Doing it all is what it meant to be Divine.
And now, one of the nineteen Anassa’s in existence lazily walked through the site of a battle which had happened recently. This terrain and these forces were under her management. She was not worried, but she needed to go and inspect the fact one of the local commanders had stopped responding. If she sent humans, then it would be what felt like a century before she actually got a reply back. Why bother when all it took for her to know immediately was for her to go and check the situation herself? Anassa took a step and traversed a mile in the blink of an eye. And again. And again, the Goddess jumped from position to position as she advanced through the tunnel in which this brigade had been sent. This though, she did appreciate about the underground. There was only one route they could have taken, all Anassa had to do was keep making small steps, making sure that she wasn’t such distances that she would miss the idiots. She snapped her fingers with each jump, illuminating and pushing back the darkness for a second with the red glow of sorcery. And then she kept up the advance. And then she did it again. Until her face twisted in annoyance at how far they had gone off. Honestly, what was this even? Did they really think that…
Anassa’s thoughts trailed off when she saw the remains of the men.
And immediately Anassa’s instincts kicked in. There was no theatrical snapping of fingers or waving of hands to demonstrate ability. There was a threat about, so Anassa got to work immediately. In an instant, the whole nearby landscape was lit up by sorcery’s red glow and several different copies of Anassa were blinking in and out of existence as they looked in all directions and yet more analysed the wreckage. The Anassas that were doing mundane, tedious tasks back in the base camps disappeared. A bottle of cheap red wine Kassandora procured for her soldiers fell out of the air and smashed onto the stone. Anassa inspected the carnage.

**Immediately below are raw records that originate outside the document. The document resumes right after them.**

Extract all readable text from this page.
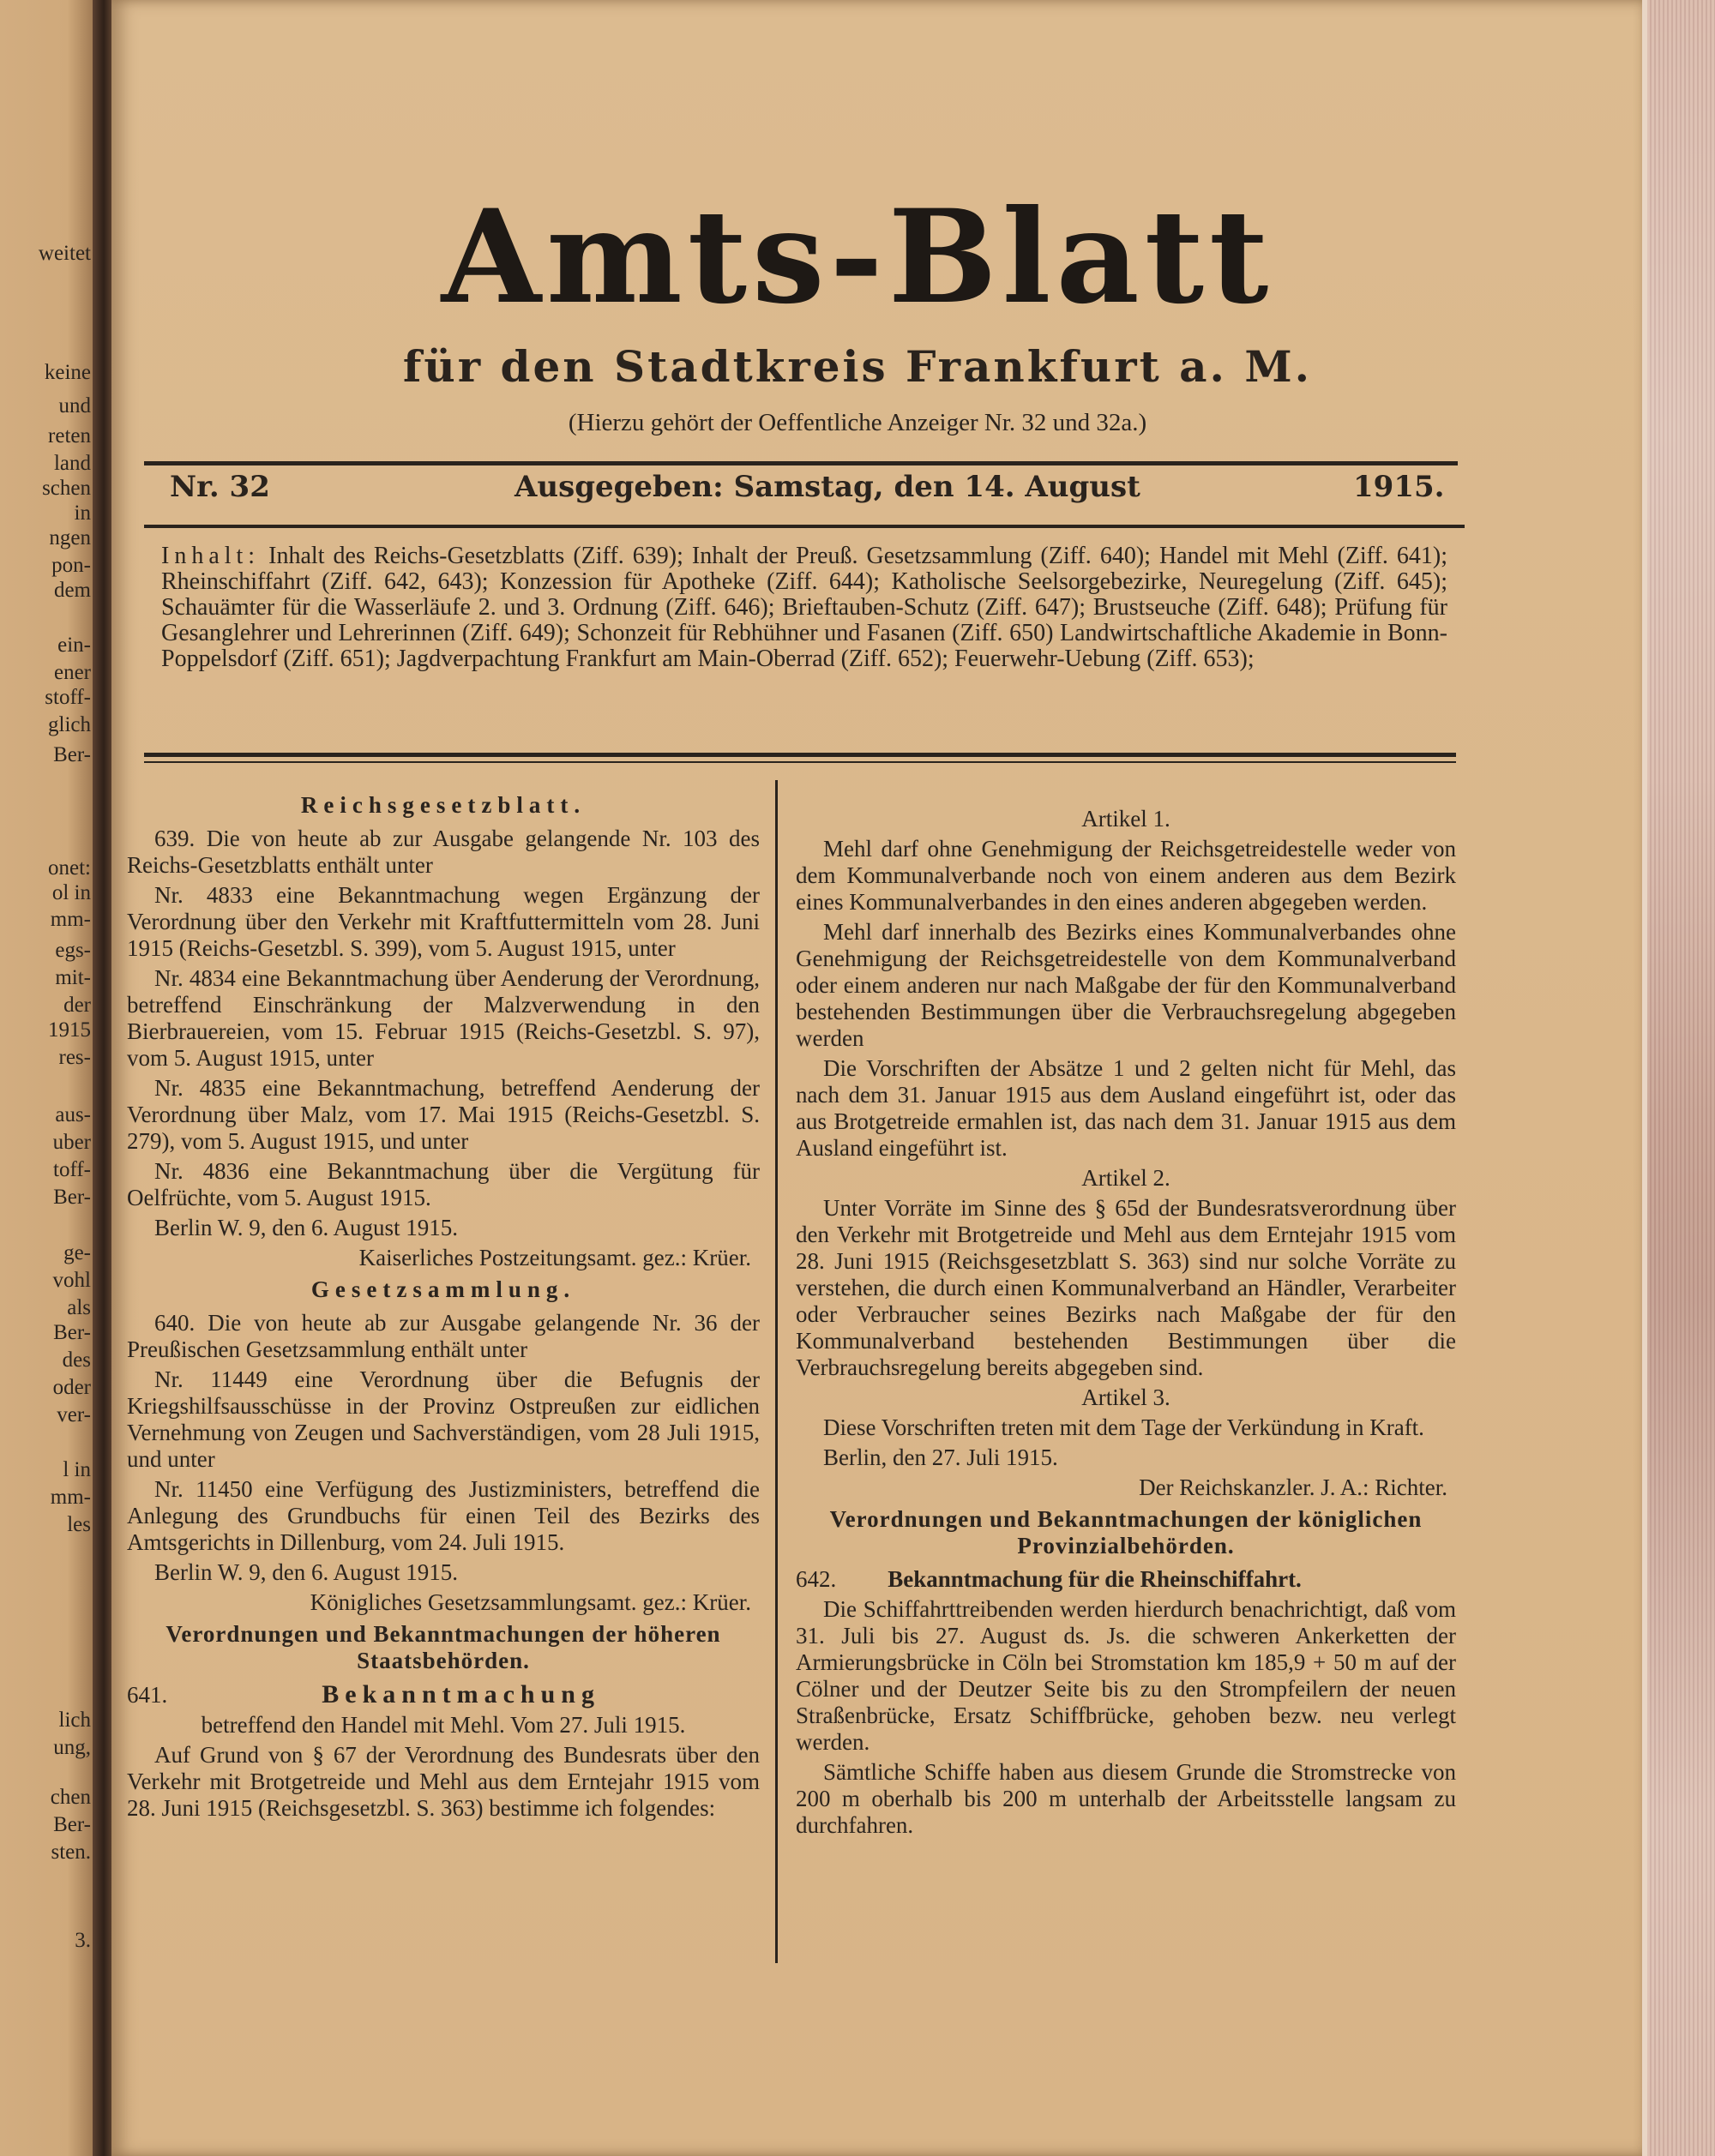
weitet
keine
und
reten
land
schen
in
ngen
pon-
dem
ein-
ener
stoff-
glich
Ber-
onet:
ol in
mm-
egs-
mit-
der
1915
res-
aus-
uber
toff-
Ber-
ge-
vohl
als
Ber-
des
oder
ver-
l in
mm-
les
lich
ung,
chen
Ber-
sten.
3.
Amts-Blatt
für den Stadtkreis Frankfurt a. M.
(Hierzu gehört der Oeffentliche Anzeiger Nr. 32 und 32a.)
Nr. 32	Ausgegeben: Samstag, den 14. August	1915.
Inhalt: Inhalt des Reichs-Gesetzblatts (Ziff. 639); Inhalt der Preuß. Gesetzsammlung (Ziff. 640); Handel mit Mehl (Ziff. 641); Rheinschiffahrt (Ziff. 642, 643); Konzession für Apotheke (Ziff. 644); Katholische Seelsorgebezirke, Neuregelung (Ziff. 645); Schauämter für die Wasserläufe 2. und 3. Ordnung (Ziff. 646); Brieftauben-Schutz (Ziff. 647); Brustseuche (Ziff. 648); Prüfung für Gesanglehrer und Lehrerinnen (Ziff. 649); Schonzeit für Rebhühner und Fasanen (Ziff. 650) Landwirtschaftliche Akademie in Bonn-Poppelsdorf (Ziff. 651); Jagdverpachtung Frankfurt am Main-Oberrad (Ziff. 652); Feuerwehr-Uebung (Ziff. 653);
Reichsgesetzblatt.
639. Die von heute ab zur Ausgabe gelangende Nr. 103 des Reichs-Gesetzblatts enthält unter
Nr. 4833 eine Bekanntmachung wegen Ergänzung der Verordnung über den Verkehr mit Kraftfuttermitteln vom 28. Juni 1915 (Reichs-Gesetzbl. S. 399), vom 5. August 1915, unter
Nr. 4834 eine Bekanntmachung über Aenderung der Verordnung, betreffend Einschränkung der Malzverwendung in den Bierbrauereien, vom 15. Februar 1915 (Reichs-Gesetzbl. S. 97), vom 5. August 1915, unter
Nr. 4835 eine Bekanntmachung, betreffend Aenderung der Verordnung über Malz, vom 17. Mai 1915 (Reichs-Gesetzbl. S. 279), vom 5. August 1915, und unter
Nr. 4836 eine Bekanntmachung über die Vergütung für Oelfrüchte, vom 5. August 1915.
Berlin W. 9, den 6. August 1915.
Kaiserliches Postzeitungsamt. gez.: Krüer.
Gesetzsammlung.
640. Die von heute ab zur Ausgabe gelangende Nr. 36 der Preußischen Gesetzsammlung enthält unter
Nr. 11449 eine Verordnung über die Befugnis der Kriegshilfsausschüsse in der Provinz Ostpreußen zur eidlichen Vernehmung von Zeugen und Sachverständigen, vom 28 Juli 1915, und unter
Nr. 11450 eine Verfügung des Justizministers, betreffend die Anlegung des Grundbuchs für einen Teil des Bezirks des Amtsgerichts in Dillenburg, vom 24. Juli 1915.
Berlin W. 9, den 6. August 1915.
Königliches Gesetzsammlungsamt. gez.: Krüer.
Verordnungen und Bekanntmachungen der höheren Staatsbehörden.
641.	Bekanntmachung
betreffend den Handel mit Mehl. Vom 27. Juli 1915.
Auf Grund von § 67 der Verordnung des Bundesrats über den Verkehr mit Brotgetreide und Mehl aus dem Erntejahr 1915 vom 28. Juni 1915 (Reichsgesetzbl. S. 363) bestimme ich folgendes:
Artikel 1.
Mehl darf ohne Genehmigung der Reichsgetreidestelle weder von dem Kommunalverbande noch von einem anderen aus dem Bezirk eines Kommunalverbandes in den eines anderen abgegeben werden.
Mehl darf innerhalb des Bezirks eines Kommunalverbandes ohne Genehmigung der Reichsgetreidestelle von dem Kommunalverband oder einem anderen nur nach Maßgabe der für den Kommunalverband bestehenden Bestimmungen über die Verbrauchsregelung abgegeben werden
Die Vorschriften der Absätze 1 und 2 gelten nicht für Mehl, das nach dem 31. Januar 1915 aus dem Ausland eingeführt ist, oder das aus Brotgetreide ermahlen ist, das nach dem 31. Januar 1915 aus dem Ausland eingeführt ist.
Artikel 2.
Unter Vorräte im Sinne des § 65d der Bundesratsverordnung über den Verkehr mit Brotgetreide und Mehl aus dem Erntejahr 1915 vom 28. Juni 1915 (Reichsgesetzblatt S. 363) sind nur solche Vorräte zu verstehen, die durch einen Kommunalverband an Händler, Verarbeiter oder Verbraucher seines Bezirks nach Maßgabe der für den Kommunalverband bestehenden Bestimmungen über die Verbrauchsregelung bereits abgegeben sind.
Artikel 3.
Diese Vorschriften treten mit dem Tage der Verkündung in Kraft.
Berlin, den 27. Juli 1915.
Der Reichskanzler. J. A.: Richter.
Verordnungen und Bekanntmachungen der königlichen Provinzialbehörden.
642. Bekanntmachung für die Rheinschiffahrt.
Die Schiffahrttreibenden werden hierdurch benachrichtigt, daß vom 31. Juli bis 27. August ds. Js. die schweren Ankerketten der Armierungsbrücke in Cöln bei Stromstation km 185,9 + 50 m auf der Cölner und der Deutzer Seite bis zu den Strompfeilern der neuen Straßenbrücke, Ersatz Schiffbrücke, gehoben bezw. neu verlegt werden.
Sämtliche Schiffe haben aus diesem Grunde die Stromstrecke von 200 m oberhalb bis 200 m unterhalb der Arbeitsstelle langsam zu durchfahren.
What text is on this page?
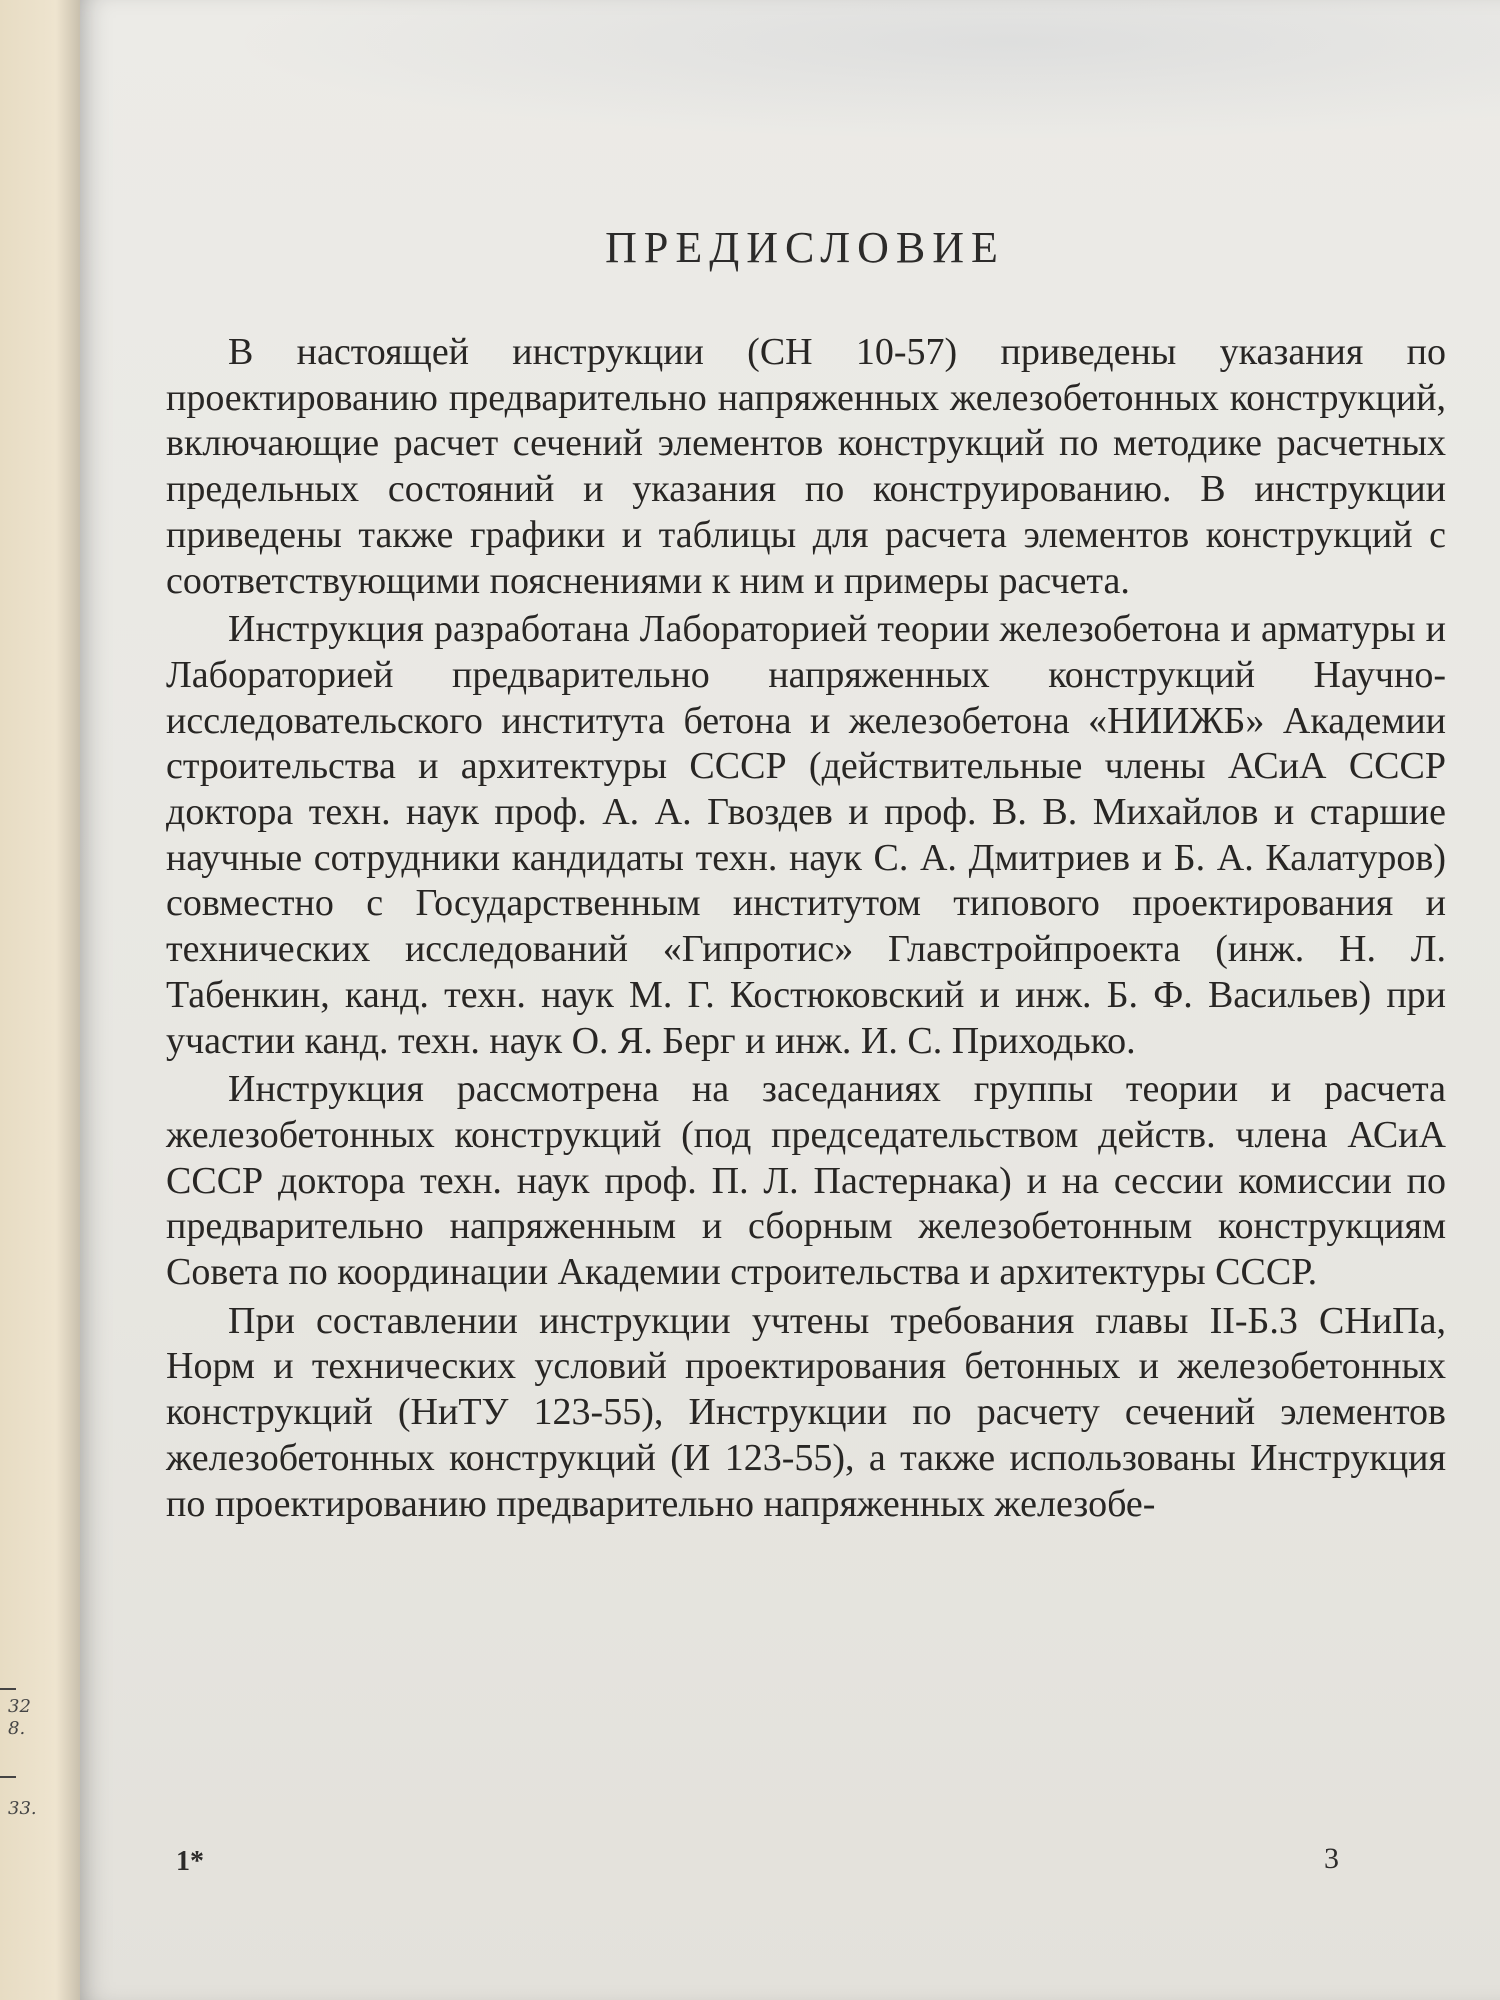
32
8.
33.
ПРЕДИСЛОВИЕ

В настоящей инструкции (СН 10-57) приведены указания по проектированию предварительно напряженных железобетонных конструкций, включающие расчет сечений элементов конструкций по методике расчетных предельных состояний и указания по конструированию. В инструкции приведены также графики и таблицы для расчета элементов конструкций с соответствующими пояснениями к ним и примеры расчета.

Инструкция разработана Лабораторией теории железобетона и арматуры и Лабораторией предварительно напряженных конструкций Научно-исследовательского института бетона и железобетона «НИИЖБ» Академии строительства и архитектуры СССР (действительные члены АСиА СССР доктора техн. наук проф. А. А. Гвоздев и проф. В. В. Михайлов и старшие научные сотрудники кандидаты техн. наук С. А. Дмитриев и Б. А. Калатуров) совместно с Государственным институтом типового проектирования и технических исследований «Гипротис» Главстройпроекта (инж. Н. Л. Табенкин, канд. техн. наук М. Г. Костюковский и инж. Б. Ф. Васильев) при участии канд. техн. наук О. Я. Берг и инж. И. С. Приходько.

Инструкция рассмотрена на заседаниях группы теории и расчета железобетонных конструкций (под председательством действ. члена АСиА СССР доктора техн. наук проф. П. Л. Пастернака) и на сессии комиссии по предварительно напряженным и сборным железобетонным конструкциям Совета по координации Академии строительства и архитектуры СССР.

При составлении инструкции учтены требования главы II-Б.3 СНиПа, Норм и технических условий проектирования бетонных и железобетонных конструкций (НиТУ 123-55), Инструкции по расчету сечений элементов железобетонных конструкций (И 123-55), а также использованы Инструкция по проектированию предварительно напряженных железобе-

1*	3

A tank was torn open, its fuel had already burned up. More of the brigades vehicles were scattered about as they had been picked up into the air and thrown. Bodies lay scattered, some torn, others sliced by clean cuts. Anassa immediately discarded the idea of it just being a brigade overwhelmed when one Anassa found a man that had been sliced cleanly in two, diagonally from shoulder to hip. Everything, his body and bone, his clothes, his pack followed that line. Everything, even the gun that lay by his side. It had been dropped, but the cut on his arms meant made it look like he had been holding something up above his head to block. And the rifle had been sliced clean through, not smashed or bent or hammered, but sliced. Such things were not to be considered, such things were simply to be acted upon.
Anassa waved her hand and her sorcerous energies materialized to create a barrier which could be used as a dozen blade. It slowly swept the bodies and scraps of metal to the side. And immediately, two more Anassas appeared, one looking behind, the other forward. They raised their arms ahead of them, the tunnel was lit up with a red glow. It was stone and wreckage and blood and… And that was it. Further ahead, there were even a few corpses of demonic Legionnaires in their black armour and the heavy cleavers that they used.
Yet Anassa had lived far too long to be confused or to question what had happened. She had not experienced a century of conflict in the Great War to now be stood here, scratching her head like a gormless little girl. No. Some things were obvious. Her eyes ignored the blood and carnage, they started running through the same checks Anassa always did in the past. And there was no need
The three Anassas disappeared from this location.
This had to be reported.
The Anassa at the junction heard laughter coming from the darkness.